The report of planners sued by heirs or family members for failing to discuss long-term care planning and protection options may currently be more hearsay than reality, but leading national experts report that ‘they are inevitable. “I haven’t seen a lot of claims of this nature. Having said that, it’s conceivable that you will see claims against planners and given the aging population you will see them more frequently,” says Richard Rogers, JD, partner at Traub Lieberman Straus & Shrewsberry LLP, a company that monitors claims against insurance agents and financial professionals. “All you need is one or two and the floodgates might open.
For this reason, it is important for planners to understand ways to minimize exposure to a liability claim of $ 640,000 (the potential cost of a single 3.5 year claim occurring in 15 years). The most dangerous lawsuit will most likely come directly from the client or spouse whose financial plan has been affected by the cost of long-term care. It can also come from heirs.
How the courts view fiduciary responsibility
“It is not the responsibility of the financial planner or advisor to sell or recommend insurance to every client, but it becomes essential to have a conversation about long-term care planning with every client,” says Steve Cain. , LTC Practice Leader, Marsh Private Client Services. “There is a fiduciary responsibility to talk about risk, whether it is an investment risk for a portfolio or the risk of needing prolonged health care.”
The courts will likely examine the relationship between the client and the professional. “A fiduciary duty usually arises when one person or organization is placed in a position of trust for the benefit of another,” says attorney JC Mazzola, JD, partner at New York law firm Wilson Elser Moskowitz Eldeman & Dicker.
“The fiduciary relationship between financial planners and their clients has not been given much consideration by the courts,” Mazzola said. “However, emerging case law indicates the existence of such a relationship.” In 2007, the Texas Court of Appeals upheld the trial court’s position that “a relationship of trust exists between a financial planner or investment advisor and his client” [Western Reserve Life and Timothy Hutton v. David Gruban and Frank Strickler, 2007 Texas App. LEXIS 5121].
The definition of fiduciary varies from state to state. Courts in New York State have held that “a fiduciary relationship can exist when one party trusts another and reasonably relies on the expertise or superior knowledge of the other” (WIT Holding Corp v Klein, 282 AD 2d Dept 2001]”The test for establishing a fiduciary duty is stricter in Texas and even stricter in Maine,” says Mazzola, citing court rulings.
“For a claim to be resolved, you first need an obligation that is breached or breached with resulting damages,” says Rogers. “If you’re talking about a general financial planner who comes across as providing advice for retirement or estate planning, the responsibility is there.” The claim is said to be based on the fact that the planner left out the discussion of long-term care and failure to prove otherwise would be difficult to overcome in court.

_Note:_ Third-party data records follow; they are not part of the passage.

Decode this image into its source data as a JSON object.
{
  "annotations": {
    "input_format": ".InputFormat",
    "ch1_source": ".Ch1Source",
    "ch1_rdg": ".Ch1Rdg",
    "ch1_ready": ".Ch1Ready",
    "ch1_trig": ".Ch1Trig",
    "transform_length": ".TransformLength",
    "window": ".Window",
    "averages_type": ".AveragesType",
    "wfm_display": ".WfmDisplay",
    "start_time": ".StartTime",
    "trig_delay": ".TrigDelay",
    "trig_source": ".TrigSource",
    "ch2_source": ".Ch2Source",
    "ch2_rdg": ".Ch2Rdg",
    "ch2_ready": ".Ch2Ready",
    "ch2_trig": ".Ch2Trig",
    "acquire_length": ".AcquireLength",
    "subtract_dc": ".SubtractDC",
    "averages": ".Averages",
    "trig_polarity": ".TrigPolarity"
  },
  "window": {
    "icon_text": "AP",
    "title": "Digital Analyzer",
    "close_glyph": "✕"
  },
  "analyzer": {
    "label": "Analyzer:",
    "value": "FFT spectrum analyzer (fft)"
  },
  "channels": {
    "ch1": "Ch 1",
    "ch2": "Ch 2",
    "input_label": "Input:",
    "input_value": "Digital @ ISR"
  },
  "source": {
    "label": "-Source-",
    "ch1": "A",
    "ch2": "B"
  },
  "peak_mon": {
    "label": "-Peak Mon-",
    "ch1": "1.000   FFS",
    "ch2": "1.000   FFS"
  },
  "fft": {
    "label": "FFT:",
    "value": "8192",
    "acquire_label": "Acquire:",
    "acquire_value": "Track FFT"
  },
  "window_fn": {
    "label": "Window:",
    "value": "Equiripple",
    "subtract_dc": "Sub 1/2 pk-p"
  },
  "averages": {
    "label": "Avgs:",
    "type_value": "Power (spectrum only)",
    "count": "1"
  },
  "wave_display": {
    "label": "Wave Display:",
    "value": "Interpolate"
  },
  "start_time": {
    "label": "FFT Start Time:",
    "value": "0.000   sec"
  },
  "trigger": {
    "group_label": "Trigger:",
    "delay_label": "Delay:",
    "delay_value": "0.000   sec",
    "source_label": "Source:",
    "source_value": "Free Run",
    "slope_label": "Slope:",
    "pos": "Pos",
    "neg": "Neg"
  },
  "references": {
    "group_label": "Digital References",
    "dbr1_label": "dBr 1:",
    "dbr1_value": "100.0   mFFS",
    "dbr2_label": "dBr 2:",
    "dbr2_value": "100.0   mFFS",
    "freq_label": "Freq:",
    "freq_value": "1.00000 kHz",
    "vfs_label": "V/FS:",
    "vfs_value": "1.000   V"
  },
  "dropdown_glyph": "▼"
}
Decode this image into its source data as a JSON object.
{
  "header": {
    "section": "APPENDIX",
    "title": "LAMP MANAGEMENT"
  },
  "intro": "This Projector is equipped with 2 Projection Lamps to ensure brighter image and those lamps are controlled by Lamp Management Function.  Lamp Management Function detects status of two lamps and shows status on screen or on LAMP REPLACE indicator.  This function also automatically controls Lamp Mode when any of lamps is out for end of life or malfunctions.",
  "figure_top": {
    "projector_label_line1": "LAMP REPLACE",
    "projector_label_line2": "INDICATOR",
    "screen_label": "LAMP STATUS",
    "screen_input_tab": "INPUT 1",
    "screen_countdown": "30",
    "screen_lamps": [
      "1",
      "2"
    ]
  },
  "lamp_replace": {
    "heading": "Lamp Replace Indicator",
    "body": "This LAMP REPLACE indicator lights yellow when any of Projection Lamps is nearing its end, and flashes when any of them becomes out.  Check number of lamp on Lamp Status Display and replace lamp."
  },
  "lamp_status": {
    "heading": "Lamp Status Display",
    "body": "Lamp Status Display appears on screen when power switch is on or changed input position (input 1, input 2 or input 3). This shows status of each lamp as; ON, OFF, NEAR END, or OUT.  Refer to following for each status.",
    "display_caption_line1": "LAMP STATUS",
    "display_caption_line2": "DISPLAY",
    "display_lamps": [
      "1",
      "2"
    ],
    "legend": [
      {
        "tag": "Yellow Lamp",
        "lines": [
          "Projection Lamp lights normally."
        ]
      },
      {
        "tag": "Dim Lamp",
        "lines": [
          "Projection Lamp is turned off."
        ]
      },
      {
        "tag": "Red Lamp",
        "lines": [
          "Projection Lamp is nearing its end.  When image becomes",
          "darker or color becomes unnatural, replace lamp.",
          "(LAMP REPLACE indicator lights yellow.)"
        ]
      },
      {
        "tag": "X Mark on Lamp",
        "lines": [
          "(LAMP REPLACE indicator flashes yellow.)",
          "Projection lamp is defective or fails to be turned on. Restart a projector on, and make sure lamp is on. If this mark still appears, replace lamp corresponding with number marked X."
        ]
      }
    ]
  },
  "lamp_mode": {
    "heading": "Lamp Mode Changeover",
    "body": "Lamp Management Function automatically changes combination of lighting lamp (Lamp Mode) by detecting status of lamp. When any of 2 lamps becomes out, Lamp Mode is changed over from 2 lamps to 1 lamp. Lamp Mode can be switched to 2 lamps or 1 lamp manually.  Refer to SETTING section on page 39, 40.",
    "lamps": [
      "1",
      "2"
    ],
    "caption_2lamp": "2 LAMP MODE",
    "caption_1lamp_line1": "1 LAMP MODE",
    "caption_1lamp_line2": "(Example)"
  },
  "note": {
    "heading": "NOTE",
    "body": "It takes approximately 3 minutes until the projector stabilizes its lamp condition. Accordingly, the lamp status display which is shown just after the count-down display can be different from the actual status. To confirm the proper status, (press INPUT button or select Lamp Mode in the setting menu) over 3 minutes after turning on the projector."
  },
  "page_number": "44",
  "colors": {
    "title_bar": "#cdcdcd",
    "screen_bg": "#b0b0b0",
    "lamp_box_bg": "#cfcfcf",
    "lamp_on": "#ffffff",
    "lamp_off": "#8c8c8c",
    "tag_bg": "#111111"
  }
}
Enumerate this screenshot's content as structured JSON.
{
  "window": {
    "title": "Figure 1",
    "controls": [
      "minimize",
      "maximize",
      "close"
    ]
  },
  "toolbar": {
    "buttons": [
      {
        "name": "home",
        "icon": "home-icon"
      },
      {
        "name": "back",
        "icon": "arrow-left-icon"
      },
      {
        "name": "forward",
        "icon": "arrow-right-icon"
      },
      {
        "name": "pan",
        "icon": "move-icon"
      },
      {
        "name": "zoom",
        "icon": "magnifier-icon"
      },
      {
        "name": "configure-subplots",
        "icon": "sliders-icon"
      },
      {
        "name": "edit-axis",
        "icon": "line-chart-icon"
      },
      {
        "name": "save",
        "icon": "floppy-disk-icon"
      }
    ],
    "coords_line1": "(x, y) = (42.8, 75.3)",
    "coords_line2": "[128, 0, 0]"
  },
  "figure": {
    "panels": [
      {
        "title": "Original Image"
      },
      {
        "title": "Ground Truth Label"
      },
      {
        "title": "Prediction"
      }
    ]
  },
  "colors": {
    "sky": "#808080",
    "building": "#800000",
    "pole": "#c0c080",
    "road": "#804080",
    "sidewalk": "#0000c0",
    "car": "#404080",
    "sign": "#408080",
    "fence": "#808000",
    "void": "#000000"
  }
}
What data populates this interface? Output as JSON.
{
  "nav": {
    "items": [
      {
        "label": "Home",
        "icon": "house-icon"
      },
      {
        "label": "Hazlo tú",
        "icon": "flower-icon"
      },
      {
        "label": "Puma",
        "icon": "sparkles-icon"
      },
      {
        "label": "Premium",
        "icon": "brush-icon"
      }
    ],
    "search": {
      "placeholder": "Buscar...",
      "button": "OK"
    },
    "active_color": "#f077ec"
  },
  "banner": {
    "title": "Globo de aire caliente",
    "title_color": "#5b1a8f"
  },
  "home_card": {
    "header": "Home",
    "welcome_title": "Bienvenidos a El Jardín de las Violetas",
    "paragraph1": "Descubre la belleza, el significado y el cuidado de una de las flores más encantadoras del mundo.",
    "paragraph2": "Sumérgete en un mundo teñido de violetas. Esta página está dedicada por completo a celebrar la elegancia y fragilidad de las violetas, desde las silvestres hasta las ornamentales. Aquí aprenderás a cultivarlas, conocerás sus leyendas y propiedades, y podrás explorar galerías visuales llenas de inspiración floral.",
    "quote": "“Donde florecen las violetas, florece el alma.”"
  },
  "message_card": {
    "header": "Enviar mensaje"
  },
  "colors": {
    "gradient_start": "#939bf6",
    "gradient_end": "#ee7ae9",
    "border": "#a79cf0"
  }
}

Effective use of waivers and documentation
Many experts recommend that planners take steps to avoid or mitigate exposure to future claims that may arise even from customers who have chosen not to pursue available options. Indeed, a growing number of companies are recommending that their planners and their finance or investment professionals use and retain disclaimers or disclaimers.
“I certainly agree with those lawyers who say that if you market yourself as a financial planner, long-term care is part of your responsibility,” says Howard Kite, national sales manager for Genworth Financial Advisors. “When the long-term care lawsuit comes up, people usually don’t get a chance to remember it,” said Dave Wickersham, CEO of The Leaders Group. “Even if a planner is not authorized to sell long term care insurance, there is a problem. And, since nothing has been sold, there is no E&O insurance to protect the professional. “
“Perfect documentation is anything that has a client’s signature on it,” says Kathryn D. Jacobson, CPCU, CIC, Senior Vice President at Seabury & Smith, expert in errors and omissions liability insurance. “Ideally, you would have a signed disclosure form that acknowledged that coverage was offered and denied. The second best would be a documentation of the phone call or a printout of an email summarizing the offer and the decision. The suggested wording would recognize the customer’s decision not to buy and “understand that if they decide to buy in the future, the cost may be higher and health pricing requirements must be met at the time. where a request is submitted ”.
“A waiver will not automatically result in a case being dismissed by a judge, but it is a very good piece of evidence to have, especially if it is supported by other documentary evidence,” says Richard Rogers.
With the growing number of aging Americans who will need long-term care, it is impossible to eliminate any risk of ending up with a lawsuit or liability claim for not discussing long-term care. . “If customers see you as the expert, then you have a fiduciary duty to them and you should offer them whatever products you think are applicable,” says Jacobson. “If nothing else, you might even make some money.”
Insurance and finance professions looking for the latest information on long-term care planning can visit the American Association’s Producer’s Resource Center. Long term care insurance.